I almost didn’t publish this post. I didn’t want to admit that I’m a slacker mom. But the truth is … I am. Sometimes I completely slack on things. Even things of importance. Like making dentist appointments for the kids.
Aislynn had her first visit to the dentist not too long ago. At the age of five. Actually, she was almost six. Just two months before her 6th birthday she visits the dentist for the first time. Yes, this poor child has been neglected, you can say it. You know I’m saying it to myself. At first I thought no big deal, we brush her teeth, what could possibly go wrong in such a young mouth?
Aislynn was less than thrilled at the idea of some stranger looking into her mouth. It took a bit of bribery coaxing from me to get her into that chair.
She finally agreed to sit in the chair, but no way was she going to open up her mouth. Uh uh, no way.
But, oh? What’s that cool little device? That doesn’t look too awful.
And what’s this? I get to wear these awesome glasses? This might not be so bad afterall.
Open up wide, let’s take a look inside…
She ended up being a very good little patient and held still and opened her mouth wide and all that. But here’s the thing: when I thought that brushing her teeth all these years had been enough — I was wrong. The poor girl inherited my lame teeth and no matter how much she brushes, she is prone to getting cavities. She has a mouthful of them. Had I brought her in at the wee age of 2 or 3 years old (like I was supposed to) we could have caught them while they were just beginning. But now? Well, now we’re talking major fillings on at least two of her teeth, and a few smaller cavities that we are “watching”.
Yes, I feel like lame mom. Yes, I feel bad because she’s our #7 and all the others before her went to the dentist at a much earlier age…and this must say that I have waaaaay too many children to keep track of, because now I’m beginning to slack and the younger ones are suffering for it. Is that what this says? Or am I being too hard on myself. Sometimes it’s hard to tell once the Mommy Guilt creeps in, because we all know how the MG takes over in your mind. Once it gets in there, it’s hard to hear logic above the roar of “FAILURE! YOU ARE FAILING YOUR KIDS, YOU LAME MOM, YOU!!!!”
Shut up, MG — I don’t want to hear it.
In my pitiful attempt at a defense, her teeth looked nice and clean and healthy to me — but alas, the x-rays told a different story. It’s a fact that some of my kids have Rich’s teeth; strong enamel resulting in a non-cavity filled mouth. And the rest of them? Well, they have my teeth; weak enamel, and no matter how much they brush, they are prone to getting cavities.
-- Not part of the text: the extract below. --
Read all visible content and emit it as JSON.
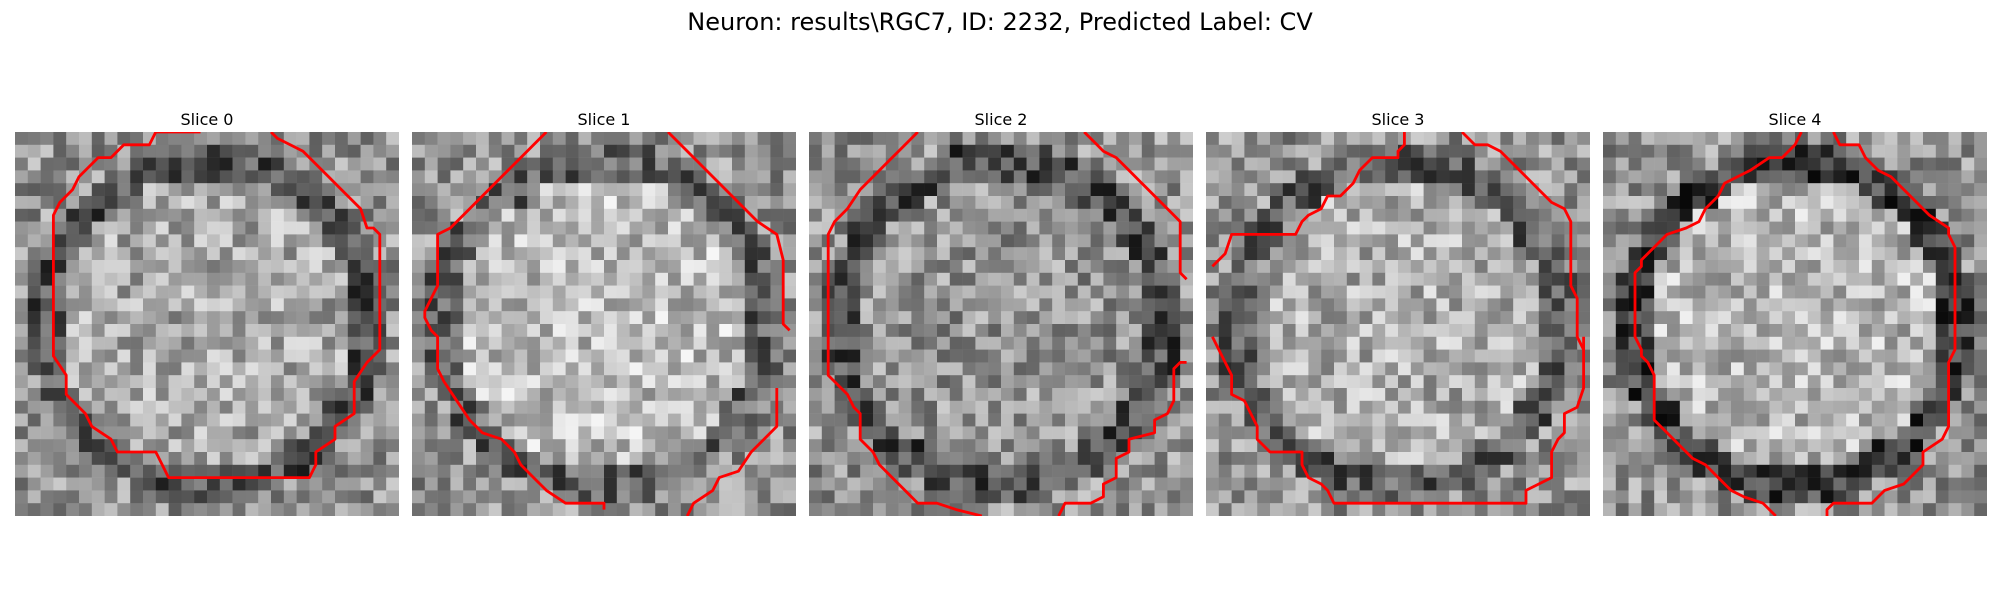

I just want you all to know that Andrew has had his first check up already — the same week Aislynn had hers. And he has NO cavities. Yay!!! Another one with Rich’s enamel. And Aria? Well, I already have her appointment made, so we will soon see about her. And I’m adding on to the list of my New Year’s Resolutions: NO MORE SLACKING on the important stuff! (it’s still okay to slack on the housework and laundry!)
Angela says
You are so NOT a slacker! You are busy mom and just because one of your children went to the dentist a little later than the others does not even come close to making you a bad mother. I honestly don’t know how you do it all. I only have 3 children. My oldest is 6 and despite regular check-ups since age 2, diligent brushing and flossing he still has had 4 cavities. I am 35 years old and have less cavities than my 6yo son. And I go YEARS between visits to the dentist. How is this even possible??
So don’t be so hard on yourself. You are FANTASTIC mom and a role model to many, myself included. So keep up the good work Trina!